Smartphones don’t cry

— Staring at a face reflected in the gleaming surface of a new iPad, or hearing Siri’s synthesized voice answer questions on an iPhone, it’s easy to imagine that there’s something more than just microchips and wires inside those smart machines. There isn’t. But scientists envision a day when computing devices and their software will not only be as smart as the humans who designed them but also be able to upgrade themselves.

Then what happens?

At a recent and somewhat whimsical panel discussion in Austin, Texas, a trio of robotics experts disagreed on whether events are leading inexorably to a Hollywood-style battle between robots and their creators. But they raised an issue to grapple with today: whether humans should treat their increasingly lifelike machines humanely.

The relentless advance of technology is driven largely by the steadily increasing power of microprocessors. As that power increases, so do the capabilities of the researchers who are pushing the limits of artificial intelligence.

It’s just a matter of time before the awesome, “Jeopardy!”-dominating capabilities of IBM’s Watson supercomputer are a routine feature of cheap PCs; at that point, panelist William Hertling said, hobbyists and scientists together will develop machines that rewrite their own software and eliminate their own shortcomings.

It’s impossible to predict where that sort of “technological singularity” might lead. But even though Hertling and fellow panelist Daniel Wilson have both written apocalyptic novels about the future of artificial intelligence, both argued that we will have plenty of time to avert a global robot rebellion. Panelist Chris Robson, a mathematician who once worked for Hewlett-Packard on self-modifying hardware, wasn’t so sure, saying the era of machines that improve themselves has already arrived.

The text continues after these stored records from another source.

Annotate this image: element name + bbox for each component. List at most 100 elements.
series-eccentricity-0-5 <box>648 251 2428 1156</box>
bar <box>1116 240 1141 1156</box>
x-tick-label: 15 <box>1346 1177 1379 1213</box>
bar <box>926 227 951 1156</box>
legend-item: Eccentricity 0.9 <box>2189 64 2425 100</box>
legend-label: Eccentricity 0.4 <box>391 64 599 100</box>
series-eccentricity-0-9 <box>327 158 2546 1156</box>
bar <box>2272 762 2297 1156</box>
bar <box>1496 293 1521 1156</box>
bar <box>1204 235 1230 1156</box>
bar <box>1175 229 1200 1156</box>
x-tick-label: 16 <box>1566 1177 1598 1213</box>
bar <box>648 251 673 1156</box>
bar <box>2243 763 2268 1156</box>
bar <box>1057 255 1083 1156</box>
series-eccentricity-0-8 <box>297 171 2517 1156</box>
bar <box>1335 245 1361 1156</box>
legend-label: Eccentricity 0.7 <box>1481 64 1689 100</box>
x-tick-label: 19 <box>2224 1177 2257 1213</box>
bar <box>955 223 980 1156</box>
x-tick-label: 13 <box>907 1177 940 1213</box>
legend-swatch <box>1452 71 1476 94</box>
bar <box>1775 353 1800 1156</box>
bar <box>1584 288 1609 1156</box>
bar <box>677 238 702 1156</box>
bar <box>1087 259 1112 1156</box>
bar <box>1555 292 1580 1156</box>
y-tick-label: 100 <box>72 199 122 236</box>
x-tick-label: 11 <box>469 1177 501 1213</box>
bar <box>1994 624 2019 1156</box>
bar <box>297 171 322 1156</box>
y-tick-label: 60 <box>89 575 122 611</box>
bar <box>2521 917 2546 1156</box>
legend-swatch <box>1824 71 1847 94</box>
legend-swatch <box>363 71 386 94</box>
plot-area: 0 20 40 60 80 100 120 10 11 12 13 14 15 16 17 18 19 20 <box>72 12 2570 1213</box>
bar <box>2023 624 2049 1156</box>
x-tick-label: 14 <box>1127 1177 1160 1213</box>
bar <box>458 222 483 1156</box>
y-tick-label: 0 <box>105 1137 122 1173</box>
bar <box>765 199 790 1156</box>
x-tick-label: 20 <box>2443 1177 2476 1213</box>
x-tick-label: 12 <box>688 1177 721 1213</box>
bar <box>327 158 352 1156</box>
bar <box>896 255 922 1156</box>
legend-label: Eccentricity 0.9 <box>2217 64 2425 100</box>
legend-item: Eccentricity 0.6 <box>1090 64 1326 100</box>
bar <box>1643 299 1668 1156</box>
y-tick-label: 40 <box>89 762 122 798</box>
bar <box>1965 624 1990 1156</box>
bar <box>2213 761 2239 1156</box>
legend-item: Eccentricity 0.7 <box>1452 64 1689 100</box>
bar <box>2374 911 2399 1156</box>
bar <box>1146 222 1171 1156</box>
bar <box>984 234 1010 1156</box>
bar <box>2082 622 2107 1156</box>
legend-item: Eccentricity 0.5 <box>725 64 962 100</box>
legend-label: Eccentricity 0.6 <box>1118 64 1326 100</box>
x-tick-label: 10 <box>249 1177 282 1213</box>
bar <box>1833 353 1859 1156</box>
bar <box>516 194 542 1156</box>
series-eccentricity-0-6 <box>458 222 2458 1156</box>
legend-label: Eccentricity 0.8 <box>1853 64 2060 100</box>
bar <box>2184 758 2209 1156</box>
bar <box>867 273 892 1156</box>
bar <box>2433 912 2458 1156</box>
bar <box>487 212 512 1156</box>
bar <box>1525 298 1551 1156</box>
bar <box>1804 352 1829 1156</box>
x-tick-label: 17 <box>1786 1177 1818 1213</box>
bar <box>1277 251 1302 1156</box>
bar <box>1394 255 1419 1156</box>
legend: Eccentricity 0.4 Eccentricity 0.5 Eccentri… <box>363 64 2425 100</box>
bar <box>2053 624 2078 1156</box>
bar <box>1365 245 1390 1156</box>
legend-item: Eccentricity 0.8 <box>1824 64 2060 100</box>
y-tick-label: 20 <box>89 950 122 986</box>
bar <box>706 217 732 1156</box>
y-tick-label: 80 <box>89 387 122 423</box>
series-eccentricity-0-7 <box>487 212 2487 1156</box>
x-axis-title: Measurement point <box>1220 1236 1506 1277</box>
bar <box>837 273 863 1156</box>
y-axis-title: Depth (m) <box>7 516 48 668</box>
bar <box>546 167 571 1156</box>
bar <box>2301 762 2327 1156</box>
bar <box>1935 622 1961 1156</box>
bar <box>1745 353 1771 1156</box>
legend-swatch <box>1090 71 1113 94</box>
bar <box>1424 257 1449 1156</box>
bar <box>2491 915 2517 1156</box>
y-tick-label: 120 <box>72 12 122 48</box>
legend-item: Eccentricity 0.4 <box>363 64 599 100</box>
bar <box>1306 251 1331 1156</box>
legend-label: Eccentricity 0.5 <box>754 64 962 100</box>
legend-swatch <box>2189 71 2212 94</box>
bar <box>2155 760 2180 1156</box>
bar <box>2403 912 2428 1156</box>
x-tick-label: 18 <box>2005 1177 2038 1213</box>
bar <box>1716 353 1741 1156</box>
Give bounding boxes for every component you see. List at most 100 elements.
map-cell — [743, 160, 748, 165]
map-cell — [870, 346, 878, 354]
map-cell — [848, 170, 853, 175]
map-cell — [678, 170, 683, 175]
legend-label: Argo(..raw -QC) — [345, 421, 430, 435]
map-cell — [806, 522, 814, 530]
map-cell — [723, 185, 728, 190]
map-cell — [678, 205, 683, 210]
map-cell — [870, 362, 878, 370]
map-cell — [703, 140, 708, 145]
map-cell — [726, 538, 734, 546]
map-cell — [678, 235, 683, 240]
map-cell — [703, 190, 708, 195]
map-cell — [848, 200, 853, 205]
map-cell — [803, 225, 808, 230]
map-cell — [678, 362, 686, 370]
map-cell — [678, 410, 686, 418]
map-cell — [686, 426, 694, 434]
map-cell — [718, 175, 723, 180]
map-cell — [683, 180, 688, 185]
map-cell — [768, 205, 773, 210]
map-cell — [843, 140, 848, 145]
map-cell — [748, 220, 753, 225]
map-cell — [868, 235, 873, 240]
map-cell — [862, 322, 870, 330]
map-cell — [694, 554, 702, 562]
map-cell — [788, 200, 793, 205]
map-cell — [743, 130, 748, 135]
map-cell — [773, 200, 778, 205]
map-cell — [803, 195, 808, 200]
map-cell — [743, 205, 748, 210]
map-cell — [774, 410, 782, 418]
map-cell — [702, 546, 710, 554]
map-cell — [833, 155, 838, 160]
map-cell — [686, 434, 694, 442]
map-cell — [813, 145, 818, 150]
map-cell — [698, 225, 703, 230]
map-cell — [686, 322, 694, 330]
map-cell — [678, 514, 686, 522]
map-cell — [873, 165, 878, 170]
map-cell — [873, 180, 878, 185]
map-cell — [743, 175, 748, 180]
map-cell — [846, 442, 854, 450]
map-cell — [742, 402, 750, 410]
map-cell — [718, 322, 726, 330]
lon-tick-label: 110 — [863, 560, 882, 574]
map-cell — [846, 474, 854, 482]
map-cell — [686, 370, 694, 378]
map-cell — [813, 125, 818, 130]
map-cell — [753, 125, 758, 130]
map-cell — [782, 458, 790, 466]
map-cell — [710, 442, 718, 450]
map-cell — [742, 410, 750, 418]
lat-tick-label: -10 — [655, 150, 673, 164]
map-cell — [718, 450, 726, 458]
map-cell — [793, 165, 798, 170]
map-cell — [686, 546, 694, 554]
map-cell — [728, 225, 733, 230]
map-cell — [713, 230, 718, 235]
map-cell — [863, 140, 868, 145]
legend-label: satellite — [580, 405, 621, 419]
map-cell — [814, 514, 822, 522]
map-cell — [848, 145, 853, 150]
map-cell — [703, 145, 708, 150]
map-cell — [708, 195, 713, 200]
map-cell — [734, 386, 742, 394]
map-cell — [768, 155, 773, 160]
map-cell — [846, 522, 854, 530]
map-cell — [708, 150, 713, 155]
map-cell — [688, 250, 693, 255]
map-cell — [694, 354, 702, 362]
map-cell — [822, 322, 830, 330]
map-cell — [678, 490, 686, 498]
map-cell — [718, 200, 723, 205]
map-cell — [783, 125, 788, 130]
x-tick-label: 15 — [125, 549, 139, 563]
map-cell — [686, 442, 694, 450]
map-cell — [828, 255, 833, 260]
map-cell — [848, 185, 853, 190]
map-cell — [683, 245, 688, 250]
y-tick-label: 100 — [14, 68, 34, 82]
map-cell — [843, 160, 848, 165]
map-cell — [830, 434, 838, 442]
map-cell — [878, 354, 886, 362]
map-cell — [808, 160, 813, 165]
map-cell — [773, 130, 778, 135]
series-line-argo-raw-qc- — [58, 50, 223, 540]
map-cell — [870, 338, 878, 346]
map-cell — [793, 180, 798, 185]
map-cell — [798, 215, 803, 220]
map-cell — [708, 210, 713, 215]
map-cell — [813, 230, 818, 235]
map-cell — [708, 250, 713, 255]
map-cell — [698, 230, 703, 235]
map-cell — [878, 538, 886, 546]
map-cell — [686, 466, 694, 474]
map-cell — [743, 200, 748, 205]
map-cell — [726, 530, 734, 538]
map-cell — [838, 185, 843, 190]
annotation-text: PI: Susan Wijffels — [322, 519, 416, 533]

In the meantime, all three agreed, smart machines pose moral quandaries that earlier gadgets didn’t.

It’s not that machines have rights that must be respected. It’s that there’s something corrosive about abusing a device that mimics a living creature. As Wilson put it, society might consider it OK to smash a toaster but not an interactive toy with a synthetic personality, even if it doesn’t really have feelings. To do otherwise risks raising a generation of people inured to cruelty.

The downside is that the more we treat machines as our friends, the easier it will be for them to enslave us. But then, smartphones appear to have done that already.